Sebastian Africano is the Executive Director of Trees, Water and People where he oversees all aspects of the organization's work in Central America and on US Tribal Lands. In his 16 years with TWP, Sebastian has built a multicultural and multidisciplinary team that is addressing the overlapping challenges of climate change, sustainable economic development, and Indigenous sovereignty across North and Central America.

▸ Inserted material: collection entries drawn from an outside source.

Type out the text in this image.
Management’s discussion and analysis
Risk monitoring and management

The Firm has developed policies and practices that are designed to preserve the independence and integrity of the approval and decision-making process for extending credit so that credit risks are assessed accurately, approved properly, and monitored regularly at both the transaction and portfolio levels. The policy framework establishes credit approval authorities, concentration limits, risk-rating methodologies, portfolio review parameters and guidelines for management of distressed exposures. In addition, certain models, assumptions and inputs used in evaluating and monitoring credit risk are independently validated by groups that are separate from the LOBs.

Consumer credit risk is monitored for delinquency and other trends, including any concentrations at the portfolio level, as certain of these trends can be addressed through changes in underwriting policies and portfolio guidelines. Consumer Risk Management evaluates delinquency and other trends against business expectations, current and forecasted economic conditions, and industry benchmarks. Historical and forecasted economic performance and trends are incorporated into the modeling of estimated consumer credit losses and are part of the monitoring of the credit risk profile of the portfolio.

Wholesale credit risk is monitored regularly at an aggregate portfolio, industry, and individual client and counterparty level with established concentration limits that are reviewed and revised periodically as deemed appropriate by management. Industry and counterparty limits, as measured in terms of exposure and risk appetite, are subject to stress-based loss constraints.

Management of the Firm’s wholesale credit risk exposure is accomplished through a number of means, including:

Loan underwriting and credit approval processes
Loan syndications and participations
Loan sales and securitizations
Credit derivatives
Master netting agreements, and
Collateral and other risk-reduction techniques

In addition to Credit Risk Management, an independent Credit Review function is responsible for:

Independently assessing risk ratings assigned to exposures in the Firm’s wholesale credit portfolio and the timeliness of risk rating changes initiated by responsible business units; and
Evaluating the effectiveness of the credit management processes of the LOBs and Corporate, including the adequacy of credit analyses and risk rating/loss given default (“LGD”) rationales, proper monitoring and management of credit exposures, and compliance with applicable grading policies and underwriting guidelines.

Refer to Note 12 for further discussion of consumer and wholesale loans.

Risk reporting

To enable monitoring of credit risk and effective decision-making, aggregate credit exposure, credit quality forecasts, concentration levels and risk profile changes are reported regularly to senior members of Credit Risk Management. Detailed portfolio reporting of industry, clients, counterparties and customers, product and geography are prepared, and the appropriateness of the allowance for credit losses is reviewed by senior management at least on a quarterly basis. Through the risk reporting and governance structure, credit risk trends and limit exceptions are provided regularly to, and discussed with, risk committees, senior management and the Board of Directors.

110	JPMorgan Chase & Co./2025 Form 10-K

Dr. Valerie Small (Apsáalooke) is the National Director of Tribal Programs. As a ‘First Generation’ student to graduate with a college degree in her family, Valerie completed her PhD in BioAgricultural Sciences & Pest Management-Weed Sciences Division from Colorado State University focusing on interdisciplinary research conducted on the homelands of the Crow Tribe. Val is dedicated to improving access and availability to harvest culturally significant plant/animal species within Tribal lands for future generations to use as food sources (decolonizing the diet), and plant species utilized in the practice of sacred ceremonies.